Frage mich woran es liegt. Funktioniert die G-Sync mit beiden Spiele nicht?
V-Sync im Spiel ist natürlich aus.


----------



## JoM79 (10. August 2016)

Razerbear schrieb:


> Frage mich woran es liegt. Funktioniert die G-Sync mit beiden Spiele nicht?


Doch, tut es.


Razerbear schrieb:


> V-Sync im Spiel ist natürlich aus.


Und deswegen hast du mehr als 144fps.


----------



## Razerbear (11. August 2016)

Ich hätte es erwähen müssen, dass es möglicherweise bei den erwähnten Spielen die G-Sync nicht richtig funktioniert.

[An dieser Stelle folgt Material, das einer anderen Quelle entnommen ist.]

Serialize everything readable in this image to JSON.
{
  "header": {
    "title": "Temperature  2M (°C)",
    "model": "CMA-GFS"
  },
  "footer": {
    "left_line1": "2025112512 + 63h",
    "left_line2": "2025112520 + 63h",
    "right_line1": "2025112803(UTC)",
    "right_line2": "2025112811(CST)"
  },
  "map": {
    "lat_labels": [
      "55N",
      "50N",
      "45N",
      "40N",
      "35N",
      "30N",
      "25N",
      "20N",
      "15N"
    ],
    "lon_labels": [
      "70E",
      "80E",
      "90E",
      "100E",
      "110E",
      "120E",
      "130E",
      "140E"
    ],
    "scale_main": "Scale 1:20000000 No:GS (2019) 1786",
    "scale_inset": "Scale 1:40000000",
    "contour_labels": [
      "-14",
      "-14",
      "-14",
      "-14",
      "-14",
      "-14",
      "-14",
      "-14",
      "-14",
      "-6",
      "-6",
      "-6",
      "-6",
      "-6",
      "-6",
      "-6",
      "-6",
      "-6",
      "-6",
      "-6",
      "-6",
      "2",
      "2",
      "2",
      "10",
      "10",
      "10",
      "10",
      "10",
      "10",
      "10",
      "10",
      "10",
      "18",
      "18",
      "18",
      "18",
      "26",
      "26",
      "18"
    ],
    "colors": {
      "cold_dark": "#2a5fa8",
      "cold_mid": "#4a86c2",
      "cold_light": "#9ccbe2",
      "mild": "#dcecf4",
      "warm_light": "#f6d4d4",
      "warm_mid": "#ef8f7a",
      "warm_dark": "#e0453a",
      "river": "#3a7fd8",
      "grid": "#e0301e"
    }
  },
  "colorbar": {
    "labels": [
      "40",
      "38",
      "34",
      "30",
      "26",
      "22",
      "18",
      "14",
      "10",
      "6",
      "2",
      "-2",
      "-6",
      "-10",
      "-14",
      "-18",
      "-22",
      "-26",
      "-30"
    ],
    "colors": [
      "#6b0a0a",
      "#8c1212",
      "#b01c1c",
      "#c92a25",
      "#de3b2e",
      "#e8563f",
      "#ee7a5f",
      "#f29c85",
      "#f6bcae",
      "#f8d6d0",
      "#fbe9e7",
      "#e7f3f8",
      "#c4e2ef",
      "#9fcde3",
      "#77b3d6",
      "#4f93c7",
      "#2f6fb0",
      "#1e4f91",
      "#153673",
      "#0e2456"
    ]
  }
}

Weil ich sehe keine Tearing, aber trotzdem fand ich wegen zu hohe fps ein wenig komisch.
Bei Tomb Raider eben geprüft mit V-Sync auf " On" und die Auflösung niedriger gesetzt und es ist auf 144fps begrenzt. Ich dachte V-Sync muss ausgeschaltet sein, wenn G-Sync aktiviert ist, weil V-Sync eigentlich nur bis 60Hz läuft.


----------



## bschicht86 (11. August 2016)

Meines Wissens nach ist V-Sync Spieleabhängig und manchmal auch Monitorabhängig.

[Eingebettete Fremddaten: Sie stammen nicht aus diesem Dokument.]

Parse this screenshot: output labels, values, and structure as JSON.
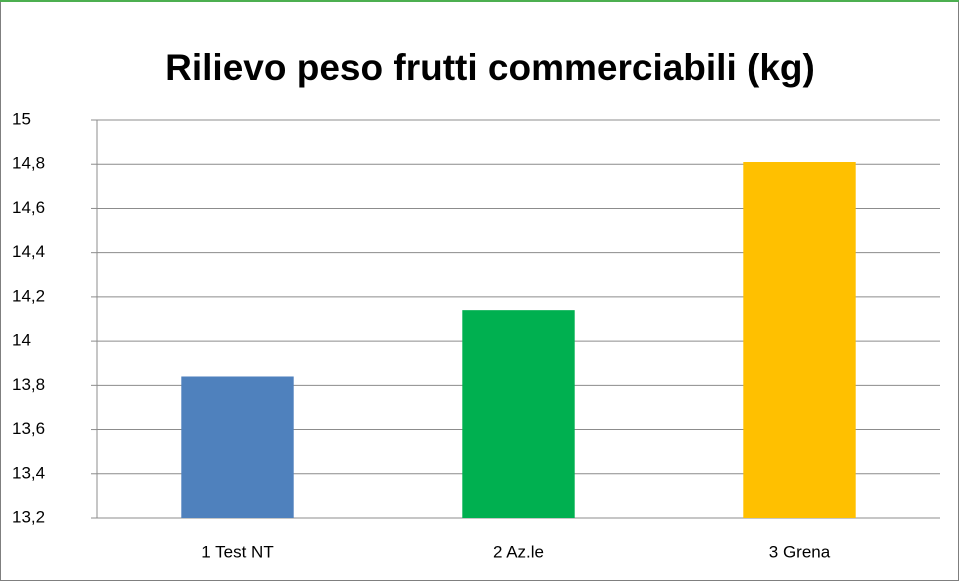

G-Sync ist ja nur für den Bereich unter 144FPS da, damit der Monitor noch saubere Bilder liefert.


----------



## LukasGregor (11. August 2016)

Wenn du mehr als 144 FPS hast - für was brauchst du da G-Sync?


----------



## JoM79 (11. August 2016)

Einfach im Treiber G- und Vsync aktivieren, fertig.
Warum sollte Vsync nur bis 60Hz gehen, gibt doch Monitore mit wesentlich mehr Hertz.
Durch Vsync werden die fps bei der maximalen Bildwiederholfrequenz gekappt, dadurch ist Gsync immer aktiv.


----------



## SuddenDeathStgt (11. August 2016)

> Bei Tomb Raider eben geprüft mit V-Sync auf " On" und die Auflösung niedriger gesetzt und es ist auf 144fps begrenzt...

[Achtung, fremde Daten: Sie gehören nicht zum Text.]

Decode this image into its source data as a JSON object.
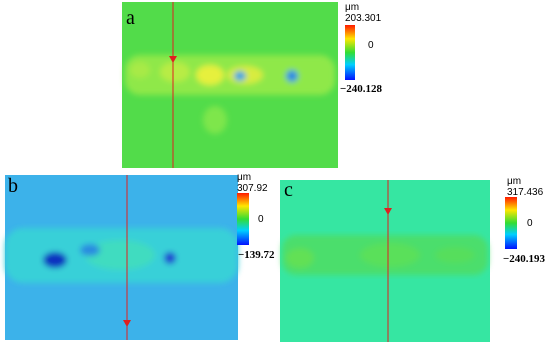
{
  "panels": [
    {
      "label": "a",
      "unit": "μm",
      "max": "203.301",
      "zero": "0",
      "min": "−240.128"
    },
    {
      "label": "b",
      "unit": "μm",
      "max": "307.92",
      "zero": "0",
      "min": "−139.72"
    },
    {
      "label": "c",
      "unit": "μm",
      "max": "317.436",
      "zero": "0",
      "min": "−240.193"
    }
  ]
}
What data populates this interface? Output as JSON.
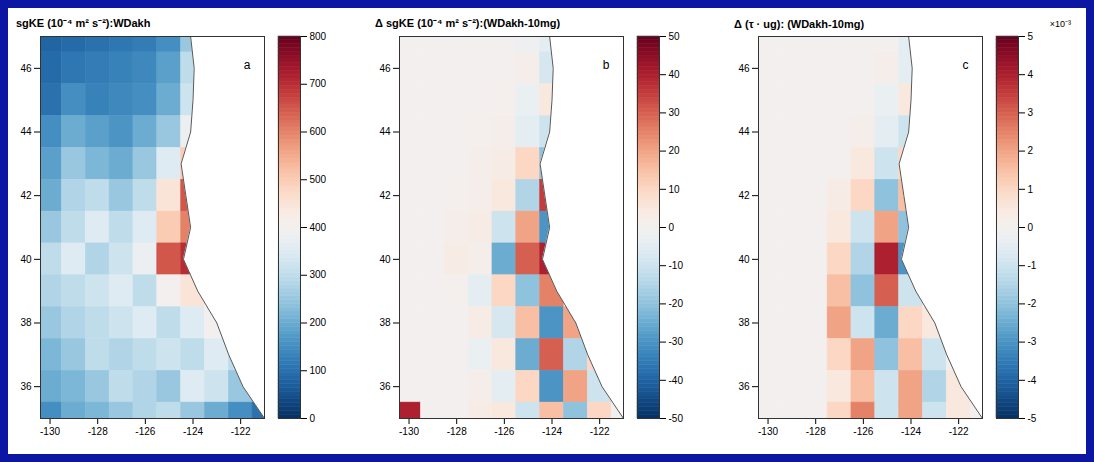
{
  "chart_data": [
    {
      "type": "heatmap",
      "panel": "a",
      "title": "sgKE (10⁻⁴ m² s⁻²):WDakh",
      "x": [
        -130,
        -129,
        -128,
        -127,
        -126,
        -125,
        -124,
        -123,
        -122,
        -121
      ],
      "y": [
        47,
        46,
        45,
        44,
        43,
        42,
        41,
        40,
        39,
        38,
        37,
        36,
        35
      ],
      "values": [
        [
          80,
          90,
          100,
          110,
          120,
          150,
          250,
          null,
          null,
          null
        ],
        [
          90,
          110,
          120,
          130,
          140,
          180,
          300,
          null,
          null,
          null
        ],
        [
          100,
          150,
          130,
          140,
          150,
          200,
          320,
          null,
          null,
          null
        ],
        [
          150,
          200,
          180,
          160,
          200,
          250,
          380,
          null,
          null,
          null
        ],
        [
          180,
          250,
          220,
          200,
          250,
          350,
          500,
          null,
          null,
          null
        ],
        [
          200,
          280,
          300,
          250,
          300,
          450,
          650,
          null,
          null,
          null
        ],
        [
          250,
          300,
          350,
          300,
          350,
          500,
          600,
          null,
          null,
          null
        ],
        [
          300,
          350,
          280,
          320,
          380,
          650,
          700,
          null,
          null,
          null
        ],
        [
          280,
          300,
          320,
          350,
          300,
          400,
          450,
          null,
          null,
          null
        ],
        [
          250,
          280,
          300,
          320,
          350,
          300,
          350,
          400,
          null,
          null
        ],
        [
          220,
          250,
          300,
          280,
          300,
          320,
          300,
          350,
          300,
          null
        ],
        [
          200,
          220,
          250,
          300,
          280,
          250,
          350,
          320,
          250,
          null
        ],
        [
          150,
          200,
          220,
          250,
          280,
          300,
          250,
          200,
          150,
          100
        ]
      ],
      "xlim": [
        -130.4,
        -121
      ],
      "ylim": [
        35,
        47
      ],
      "xticks": [
        -130,
        -128,
        -126,
        -124,
        -122
      ],
      "yticks": [
        36,
        38,
        40,
        42,
        44,
        46
      ],
      "colorbar": {
        "range": [
          0,
          800
        ],
        "ticks": [
          0,
          100,
          200,
          300,
          400,
          500,
          600,
          700,
          800
        ]
      }
    },
    {
      "type": "heatmap",
      "panel": "b",
      "title": "Δ sgKE (10⁻⁴ m² s⁻²):(WDakh-10mg)",
      "x": [
        -130,
        -129,
        -128,
        -127,
        -126,
        -125,
        -124,
        -123,
        -122,
        -121
      ],
      "y": [
        47,
        46,
        45,
        44,
        43,
        42,
        41,
        40,
        39,
        38,
        37,
        36,
        35
      ],
      "values": [
        [
          0,
          0,
          0,
          0,
          0,
          -2,
          -5,
          null,
          null,
          null
        ],
        [
          0,
          0,
          0,
          0,
          0,
          2,
          -8,
          null,
          null,
          null
        ],
        [
          0,
          0,
          0,
          0,
          1,
          -3,
          5,
          null,
          null,
          null
        ],
        [
          0,
          0,
          0,
          1,
          2,
          -5,
          -10,
          null,
          null,
          null
        ],
        [
          0,
          0,
          0,
          2,
          3,
          10,
          -20,
          null,
          null,
          null
        ],
        [
          0,
          0,
          1,
          2,
          5,
          -15,
          35,
          null,
          null,
          null
        ],
        [
          0,
          0,
          2,
          3,
          -10,
          20,
          -30,
          null,
          null,
          null
        ],
        [
          0,
          0,
          3,
          2,
          -25,
          30,
          40,
          null,
          null,
          null
        ],
        [
          0,
          0,
          1,
          -5,
          10,
          -20,
          25,
          null,
          null,
          null
        ],
        [
          0,
          0,
          0,
          3,
          -8,
          15,
          -30,
          20,
          null,
          null
        ],
        [
          0,
          0,
          0,
          -3,
          5,
          -25,
          30,
          -15,
          10,
          null
        ],
        [
          0,
          0,
          0,
          2,
          -5,
          10,
          -30,
          20,
          -10,
          null
        ],
        [
          40,
          0,
          0,
          3,
          5,
          -10,
          15,
          -20,
          10,
          0
        ]
      ],
      "xlim": [
        -130.4,
        -121
      ],
      "ylim": [
        35,
        47
      ],
      "xticks": [
        -130,
        -128,
        -126,
        -124,
        -122
      ],
      "yticks": [
        36,
        38,
        40,
        42,
        44,
        46
      ],
      "colorbar": {
        "range": [
          -50,
          50
        ],
        "ticks": [
          -50,
          -40,
          -30,
          -20,
          -10,
          0,
          10,
          20,
          30,
          40,
          50
        ]
      }
    },
    {
      "type": "heatmap",
      "panel": "c",
      "title": "Δ (τ · ug): (WDakh-10mg)",
      "x": [
        -130,
        -129,
        -128,
        -127,
        -126,
        -125,
        -124,
        -123,
        -122,
        -121
      ],
      "y": [
        47,
        46,
        45,
        44,
        43,
        42,
        41,
        40,
        39,
        38,
        37,
        36,
        35
      ],
      "values": [
        [
          0,
          0,
          0,
          0,
          0,
          0,
          -0.5,
          null,
          null,
          null
        ],
        [
          0,
          0,
          0,
          0,
          0,
          0.2,
          -0.5,
          null,
          null,
          null
        ],
        [
          0,
          0,
          0,
          0,
          0,
          -0.3,
          0.5,
          null,
          null,
          null
        ],
        [
          0,
          0,
          0,
          0,
          0.2,
          -0.5,
          -1,
          null,
          null,
          null
        ],
        [
          0,
          0,
          0,
          0,
          0.5,
          -1,
          1,
          null,
          null,
          null
        ],
        [
          0,
          0,
          0,
          0.3,
          1,
          -2,
          1.5,
          null,
          null,
          null
        ],
        [
          0,
          0,
          0,
          0.5,
          -1,
          2,
          -2,
          null,
          null,
          null
        ],
        [
          0,
          0,
          0,
          1,
          -1.5,
          4,
          -3,
          null,
          null,
          null
        ],
        [
          0,
          0,
          0,
          1.5,
          -2,
          3,
          -1,
          null,
          null,
          null
        ],
        [
          0,
          0,
          0,
          2,
          -1,
          -2.5,
          1,
          0.5,
          null,
          null
        ],
        [
          0,
          0,
          0,
          1,
          2,
          -2,
          1.5,
          -1,
          0,
          null
        ],
        [
          0,
          0,
          0,
          0.5,
          1.5,
          -1,
          2,
          -1.5,
          0.5,
          null
        ],
        [
          0,
          0,
          0,
          1,
          2.5,
          -1,
          2,
          -1,
          0.5,
          0
        ]
      ],
      "xlim": [
        -130.4,
        -121
      ],
      "ylim": [
        35,
        47
      ],
      "xticks": [
        -130,
        -128,
        -126,
        -124,
        -122
      ],
      "yticks": [
        36,
        38,
        40,
        42,
        44,
        46
      ],
      "colorbar": {
        "range": [
          -5,
          5
        ],
        "ticks": [
          -5,
          -4,
          -3,
          -2,
          -1,
          0,
          1,
          2,
          3,
          4,
          5
        ],
        "label": "×10⁻³"
      }
    }
  ],
  "coastline": {
    "lon": [
      -124.1,
      -123.95,
      -124.0,
      -124.1,
      -124.5,
      -124.3,
      -124.1,
      -124.4,
      -123.8,
      -123.0,
      -122.5,
      -121.9,
      -121.0
    ],
    "lat": [
      47,
      46,
      45,
      44,
      43,
      42,
      41,
      40,
      39,
      38,
      37,
      36,
      35
    ]
  }
}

Entweder setzt per Tool ein Framelimiter (bspw. ~bis 143FPS) oder wie es JoM79 angeraten hat, aktivierst in deiner Treibereinstellung den VSync. In Kombination mit GSync wird das auch als Standard empfohlen & das sieht man an dem NV-Symbol.
Beide Varianten haben den gleichen Effekt, nämlich das GSync somit permanent greift & dadurch die Frames nicht höher als die maximale Bildwiederholfrequenz ausfallen/erreicht werden können. In den Spieloptionen selber muss der VSync für "ein Deckeln" nicht aktiviert werden ....


----------



## Razerbear (11. August 2016)

Ok. Mir ist das jetzt schon etwas klarer. Danke für die Erklärung.
Als ich vor ca. einem Jahr gewisse  Zeit CSGO spielte, kann ich mich noch gut erinnern, dass V-Sync ausgeschaltet war, weil ich darauf geachtet habe und  trotzdem ging die fps bis 144(Hz) hoch. Nicht höher. 
Das finde ich jetzt doch merkwürdig! Evtl. doch Spieleabhängig oder was auch immer.. Sonst muss ich das nochmal prüfen, ob das jetzt immer noch so ist. Wenn nicht, bin ich echt verwirrt.haha.


----------



## SuddenDeathStgt (12. August 2016)

Bitte und ja, von ~Juli/August 2014 bis Sommer 2015 war das auch so & GSync hat die Frames generell "gedeckelt" ...Ab letztem Jahr wurde das geändert & mir selber ist das bei Fifa aufgefallen, da ich plötzlich mehr Frames als ~144 erreichte.
Ich merkte es jedoch auch an der "Smoothness", denn trotz der hohen Frames war eine gewisse "Geschmeidigkeit" nicht mehr gegeben. Ein Zuschalten von VSync per NV-Treibereinstellung oder ein Framelimiter lässt einen wieder grinsen ...


----------



## SuddenDeathStgt (16. August 2016)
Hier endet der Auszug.